Notice the "Knowledge Graph" feature that lets you "Visualize hidden connections between People, Orgs, and Places" just like the cork board meme.
This is the essence of what good "conspiracy theorists" do. Whenever investigative journalists uncover a conspiracy among the elite, they are talked down to and dismissed as "conspiracy theorists". But that is what good conspiracy theorists are: investigative journalists.
For sure - "conspiracy theorists" are just another group of people trying to find truth, patterns in the world and trying to connect the dots.
The cork board feel was very much intentional in some of the visualizations.
Specifically, the "lie web" visualization that uses "red yarn" visuals to connect detected contradictions across different entities and documents.
If I had the skills, I would totally map that onto a cork board.
GitHub Discussions are open for questions, bug reports, and “here’s how I used it on a real investigation” stories.

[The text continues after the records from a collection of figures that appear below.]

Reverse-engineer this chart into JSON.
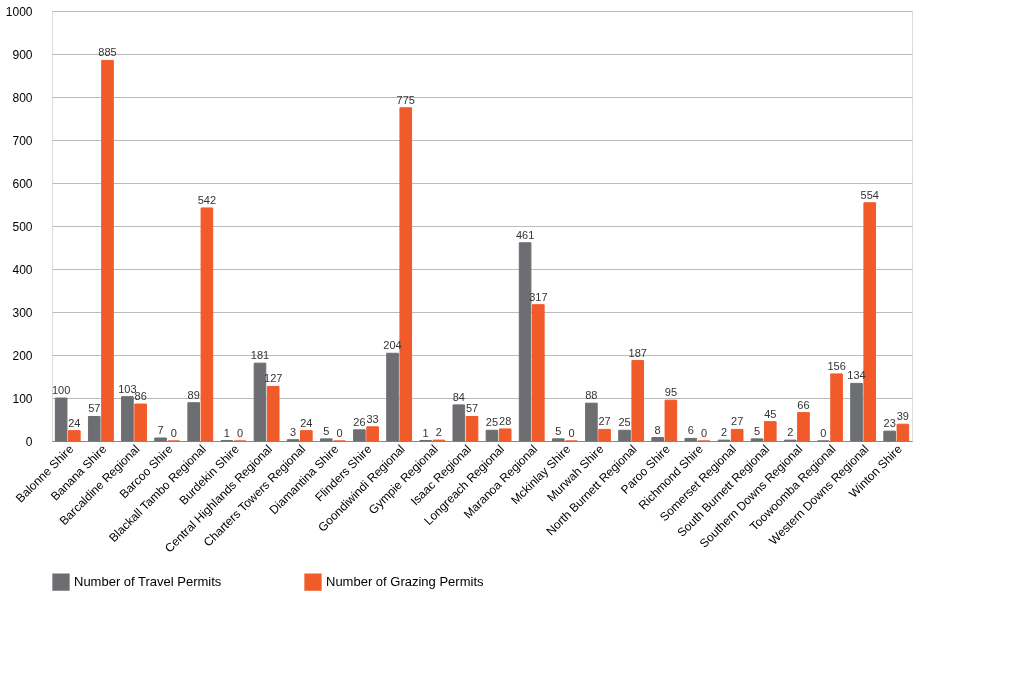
{
  "chart_data": {
    "type": "bar",
    "categories": [
      "Balonne Shire",
      "Banana Shire",
      "Barcaldine Regional",
      "Barcoo Shire",
      "Blackall Tambo Regional",
      "Burdekin Shire",
      "Central Highlands Regional",
      "Charters Towers Regional",
      "Diamantina Shire",
      "Flinders Shire",
      "Goondiwindi Regional",
      "Gympie Regional",
      "Isaac Regional",
      "Longreach Regional",
      "Maranoa Regional",
      "Mckinlay Shire",
      "Murwah Shire",
      "North Burnett Regional",
      "Paroo Shire",
      "Richmond Shire",
      "Somerset Regional",
      "South Burnett Regional",
      "Southern Downs Regional",
      "Toowoomba Regional",
      "Western Downs Regional",
      "Winton Shire"
    ],
    "series": [
      {
        "name": "Number of Travel Permits",
        "color": "#6d6e71",
        "values": [
          100,
          57,
          103,
          7,
          89,
          1,
          181,
          3,
          5,
          26,
          204,
          1,
          84,
          25,
          461,
          5,
          88,
          25,
          8,
          6,
          2,
          5,
          2,
          0,
          134,
          23
        ]
      },
      {
        "name": "Number of Grazing Permits",
        "color": "#f15a29",
        "values": [
          24,
          885,
          86,
          0,
          542,
          0,
          127,
          24,
          0,
          33,
          775,
          2,
          57,
          28,
          317,
          0,
          27,
          187,
          95,
          0,
          27,
          45,
          66,
          156,
          554,
          39
        ]
      }
    ],
    "ylim": [
      0,
      1000
    ],
    "yticks": [
      0,
      100,
      200,
      300,
      400,
      500,
      600,
      700,
      800,
      900,
      1000
    ],
    "grid": "y",
    "legend": "bottom",
    "data_labels": true
  }
}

Early testers: Drag the tutorial files into the app, ask 'Who is Captain Silver?', and watch it link a handwritten note to an email payment. No setup hell—just works offline.
I don't have any background as an analyst or anything like that. ACH is a real tool, really used by the CIA, and the existing versions are basically crappy spreadsheets, or not free, or both.
I don't doubt someone with coding skills could do it better, it's just that no one else has stepped up. Probably because there's no profit angle, but that's conjecture on my part.